See also In re James H., 405 Ill.App.3d 897, 902–03, 943 N.E .2d 743, 748–49 (2010). Plaintiff argues the collateral consequences exception applies in this case because it “will be plagued by a finding by IDOT that it lacked business integrity and honesty, even if the two-year suspension imposed by the CPO in its July 2012 final determination has expired.” According to plaintiff:
“While Chester Bross is not restricted from bidding on contracts with IDOT or other entities in the future, IDOT cannot seriously argue that a suspension on this basis will have no impact on Chester Bross'[s] ability to procure a contract. IDOT boasts of its broad discretion to reject even the lowest bid, a discretion that is ‘not cabined by objective standards so as to permit judicial scrutiny, absent allegations that the decision was the result of fraud, corruption, or illegal action.’ [Citation.] Under the circumstances, a threat of actual injury traceable to IDOT can be presumed.”

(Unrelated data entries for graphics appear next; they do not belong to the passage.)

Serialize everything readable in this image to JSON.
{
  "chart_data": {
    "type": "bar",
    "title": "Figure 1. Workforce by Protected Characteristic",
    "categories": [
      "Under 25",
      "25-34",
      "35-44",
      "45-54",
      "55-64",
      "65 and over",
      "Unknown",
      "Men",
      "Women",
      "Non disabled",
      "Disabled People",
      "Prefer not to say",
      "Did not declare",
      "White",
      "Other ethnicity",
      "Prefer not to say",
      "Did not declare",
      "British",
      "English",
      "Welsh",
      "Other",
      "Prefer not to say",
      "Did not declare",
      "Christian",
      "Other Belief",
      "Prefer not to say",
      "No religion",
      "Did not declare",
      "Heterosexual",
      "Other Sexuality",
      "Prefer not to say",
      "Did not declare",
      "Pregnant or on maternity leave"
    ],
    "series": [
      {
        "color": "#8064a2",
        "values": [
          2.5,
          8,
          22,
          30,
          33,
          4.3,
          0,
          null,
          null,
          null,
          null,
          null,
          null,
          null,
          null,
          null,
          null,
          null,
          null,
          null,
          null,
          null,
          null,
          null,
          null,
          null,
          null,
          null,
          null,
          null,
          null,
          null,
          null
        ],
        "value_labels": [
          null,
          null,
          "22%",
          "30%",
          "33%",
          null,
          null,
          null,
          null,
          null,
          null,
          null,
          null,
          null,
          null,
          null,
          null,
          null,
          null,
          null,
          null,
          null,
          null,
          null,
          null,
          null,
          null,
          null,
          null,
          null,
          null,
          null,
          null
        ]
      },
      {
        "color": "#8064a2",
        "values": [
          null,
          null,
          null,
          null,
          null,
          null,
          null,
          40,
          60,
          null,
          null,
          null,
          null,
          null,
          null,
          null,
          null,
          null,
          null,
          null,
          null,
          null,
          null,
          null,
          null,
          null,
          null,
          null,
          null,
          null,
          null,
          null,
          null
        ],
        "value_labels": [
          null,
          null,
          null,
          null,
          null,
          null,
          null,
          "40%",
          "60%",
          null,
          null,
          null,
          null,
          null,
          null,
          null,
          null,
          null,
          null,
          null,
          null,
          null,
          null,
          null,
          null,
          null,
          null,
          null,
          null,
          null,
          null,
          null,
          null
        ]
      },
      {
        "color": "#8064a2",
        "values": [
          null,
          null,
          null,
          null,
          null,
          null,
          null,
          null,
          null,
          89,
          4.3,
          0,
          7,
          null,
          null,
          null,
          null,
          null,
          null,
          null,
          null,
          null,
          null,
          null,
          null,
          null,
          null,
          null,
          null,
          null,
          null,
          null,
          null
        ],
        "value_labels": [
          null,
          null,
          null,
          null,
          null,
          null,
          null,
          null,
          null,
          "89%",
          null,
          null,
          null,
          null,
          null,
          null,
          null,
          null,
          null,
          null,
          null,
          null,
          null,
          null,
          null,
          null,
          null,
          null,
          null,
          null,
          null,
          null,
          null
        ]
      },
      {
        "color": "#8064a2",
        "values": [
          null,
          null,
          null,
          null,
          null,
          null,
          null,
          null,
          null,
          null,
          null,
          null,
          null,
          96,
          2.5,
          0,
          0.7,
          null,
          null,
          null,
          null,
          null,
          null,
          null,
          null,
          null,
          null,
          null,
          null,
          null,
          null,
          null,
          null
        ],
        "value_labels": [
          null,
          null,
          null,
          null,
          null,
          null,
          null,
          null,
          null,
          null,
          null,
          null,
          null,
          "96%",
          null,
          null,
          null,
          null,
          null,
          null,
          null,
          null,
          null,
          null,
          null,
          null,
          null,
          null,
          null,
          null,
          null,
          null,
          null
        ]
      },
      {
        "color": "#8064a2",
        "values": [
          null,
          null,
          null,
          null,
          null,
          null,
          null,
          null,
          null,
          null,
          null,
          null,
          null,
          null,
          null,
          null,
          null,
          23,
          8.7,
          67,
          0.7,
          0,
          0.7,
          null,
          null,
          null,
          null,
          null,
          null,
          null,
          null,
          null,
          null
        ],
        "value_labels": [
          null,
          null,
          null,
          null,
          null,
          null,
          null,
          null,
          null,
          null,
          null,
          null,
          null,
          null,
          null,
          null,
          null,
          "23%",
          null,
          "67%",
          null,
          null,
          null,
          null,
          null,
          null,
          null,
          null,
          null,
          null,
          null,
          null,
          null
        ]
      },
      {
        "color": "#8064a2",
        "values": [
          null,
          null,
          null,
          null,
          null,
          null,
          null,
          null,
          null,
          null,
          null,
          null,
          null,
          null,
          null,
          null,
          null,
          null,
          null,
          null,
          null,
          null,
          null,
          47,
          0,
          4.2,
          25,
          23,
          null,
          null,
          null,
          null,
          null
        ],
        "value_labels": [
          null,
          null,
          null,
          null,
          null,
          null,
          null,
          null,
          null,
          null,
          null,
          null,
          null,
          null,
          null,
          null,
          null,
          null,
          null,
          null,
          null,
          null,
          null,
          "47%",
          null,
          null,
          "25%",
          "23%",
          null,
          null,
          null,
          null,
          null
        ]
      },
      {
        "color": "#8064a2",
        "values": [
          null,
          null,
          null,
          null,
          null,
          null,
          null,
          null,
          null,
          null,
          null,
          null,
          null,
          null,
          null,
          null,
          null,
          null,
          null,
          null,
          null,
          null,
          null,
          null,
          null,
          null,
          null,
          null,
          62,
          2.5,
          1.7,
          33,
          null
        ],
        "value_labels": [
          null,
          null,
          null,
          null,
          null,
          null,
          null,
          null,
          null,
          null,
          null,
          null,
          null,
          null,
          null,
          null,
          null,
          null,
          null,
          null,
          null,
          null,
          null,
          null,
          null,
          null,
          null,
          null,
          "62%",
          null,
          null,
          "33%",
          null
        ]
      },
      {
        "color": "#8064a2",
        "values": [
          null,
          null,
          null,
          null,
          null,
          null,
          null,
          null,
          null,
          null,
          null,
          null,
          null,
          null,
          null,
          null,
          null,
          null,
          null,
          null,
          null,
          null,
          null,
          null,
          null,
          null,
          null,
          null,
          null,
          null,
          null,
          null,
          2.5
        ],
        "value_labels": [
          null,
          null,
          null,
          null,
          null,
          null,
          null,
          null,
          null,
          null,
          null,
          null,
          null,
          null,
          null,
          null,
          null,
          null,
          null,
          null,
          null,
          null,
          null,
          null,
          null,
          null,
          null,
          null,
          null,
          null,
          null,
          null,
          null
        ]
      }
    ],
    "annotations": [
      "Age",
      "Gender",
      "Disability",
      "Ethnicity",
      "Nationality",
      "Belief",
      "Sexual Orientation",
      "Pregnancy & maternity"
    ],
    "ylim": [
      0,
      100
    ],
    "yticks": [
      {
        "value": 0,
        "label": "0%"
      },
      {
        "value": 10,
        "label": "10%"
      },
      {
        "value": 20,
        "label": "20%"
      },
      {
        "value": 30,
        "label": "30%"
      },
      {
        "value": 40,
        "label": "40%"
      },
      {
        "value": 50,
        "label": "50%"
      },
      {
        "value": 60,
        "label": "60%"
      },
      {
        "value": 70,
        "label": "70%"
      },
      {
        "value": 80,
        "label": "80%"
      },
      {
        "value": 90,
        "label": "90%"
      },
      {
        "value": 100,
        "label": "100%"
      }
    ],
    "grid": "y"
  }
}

¶ 29 We disagree with this unsupported assertion. As defendants have stated, plaintiff has not demonstrated any specific or concrete legal impact likely to result from the suspension. As a result, we find this case does not fall within the collateral-consequences exception to the mootness doctrine. Any company ever suspended by IDOT, as well as anyone else ever subject to an adverse ruling by a court or administrative body, could make this same argument. If we allowed a moot appeal to go forward under the collateral-consequences exception in cases such as this, the exception would nearly eliminate the mootness doctrine.
¶ 30 III. CONCLUSION
¶ 31 We find the trial court had the authority to review the administrative decision to suspend plaintiff from bidding on IDOT projects for two years. However, the period of suspension has expired, the case is moot, and no exception to the mootness doctrine applies. Consequently, we dismiss the appeal as moot.
¶ 32 Appeal dismissed.
Justice POPE delivered the judgment of the court, with opinion:
Presiding Justice APPLETON and Justice KNECHT concurred in the judgment and opinion.